İsrail ordusu kırmızı çizgiyi aştı
İsrail askerlerinin Filistinlilerin evlerini yaktığını aktaran Garin, takım komutanının içinde Filistinlilerin bulunduğu bir evi yakma emri verdiğinde, İsrail ordusunun kırmızı çizgiyi aştığını ve ordudan ayrılma zamanı geldiğini belirtti.

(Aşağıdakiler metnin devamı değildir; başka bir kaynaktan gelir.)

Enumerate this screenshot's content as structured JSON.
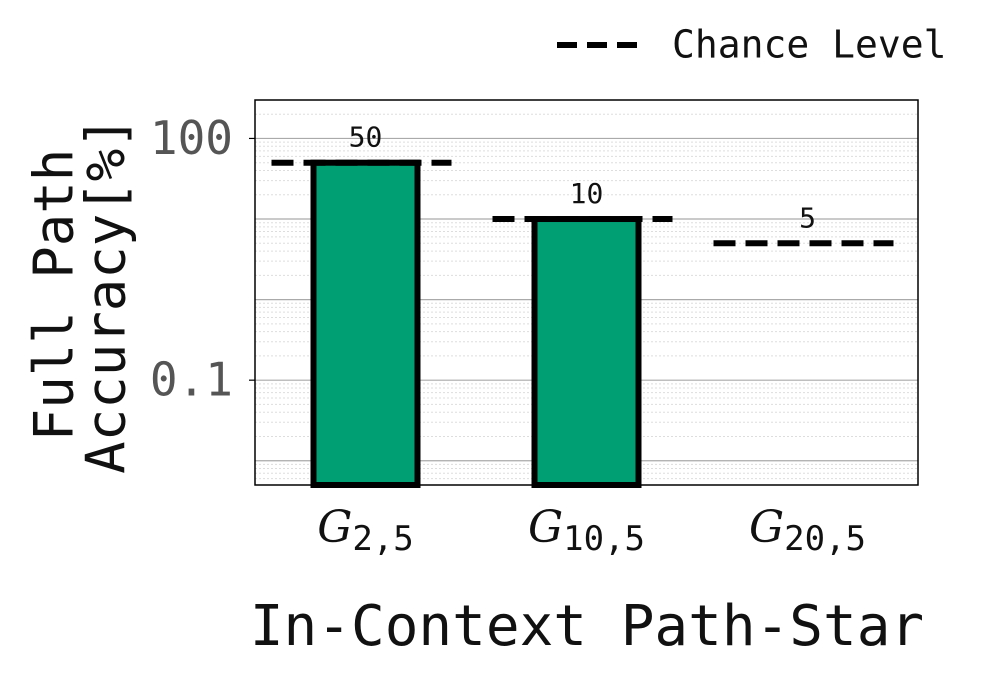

Garin, "Komutanla konuşup sebebini anlamaya çalıştım, ev bir Hamas mensubunun evi miydi?" diye sorduğunu, komutanın da "Askeri teçhizat kalmaması ve ordunun savaş yöntemlerinin açığa çıkmaması için evin yakılması gerekiyor." şeklinde cevap verdiğini ifade etti.
İsrailli yedek asker, komutanının verdiği cevaptan ikna olmadığını sözlerine ekledi.
"YAŞANAN ŞEY RASTGELE ATEŞ AÇMAKTIR"
İsrailli 29 yaşındaki yedek asker Michael Ofer Ziv ise karargahtayken İsrail savaş uçaklarının Gazze'yi bombaladığını gördüğünde bir kafa karışıklığı yaşadığını anlattı.
Ziv, "Neyin gerekçeli, neyin gerekçesiz olduğunu belirlemek çok
zor. Savaşta 30 bin kişi doğrudan öldürülmüyor ama çoğu hava
bombardımanlarında enkaz altında kalıyor. Yaşanan şey rastgele ateş
açmaktır." değerlendirmesinde bulundu.
İsrailli yedek asker Ziv, gördüğü her bombanın ne kadar çok sivili öldürebileceğini fark ettiğini aktardı.
"Hamas'ı bitirmek ve esirleri geri getirmek" gibi hedeflere ulaşabilmek için İsrail ordusunun "her şeyi yapabileceğini" belirten Ziv, "Binaların operasyonel zorunluluk olmaksızın yakılması, askeri emirlere ve İsrail ordusunun değerlerine aykırıdır. Ama binalar zaten patlatılıyor ve yıkılıyor." dedi.
İsrail ordusu, Gazze'ye saldırıları başlatmasının ardından 360 bin yedek askeri çağırdığını duyurmuştu.
İsrail'in 7 Ekim'den bu yana Gazze Şeridi'ne düzenlediği saldırılarda en az 15 bin 694’ü çocuk, 10 bin 279'u kadın olmak üzere 37 bin 658 Filistinli öldü, 86 bin 237 kişi yaralandı.
Enkaz altında halen binlerce ölü olduğu bildirilirken, halkın sığındığı hastane ve eğitim kurumları hedef alınarak sivil altyapı da tahrip ediliyor.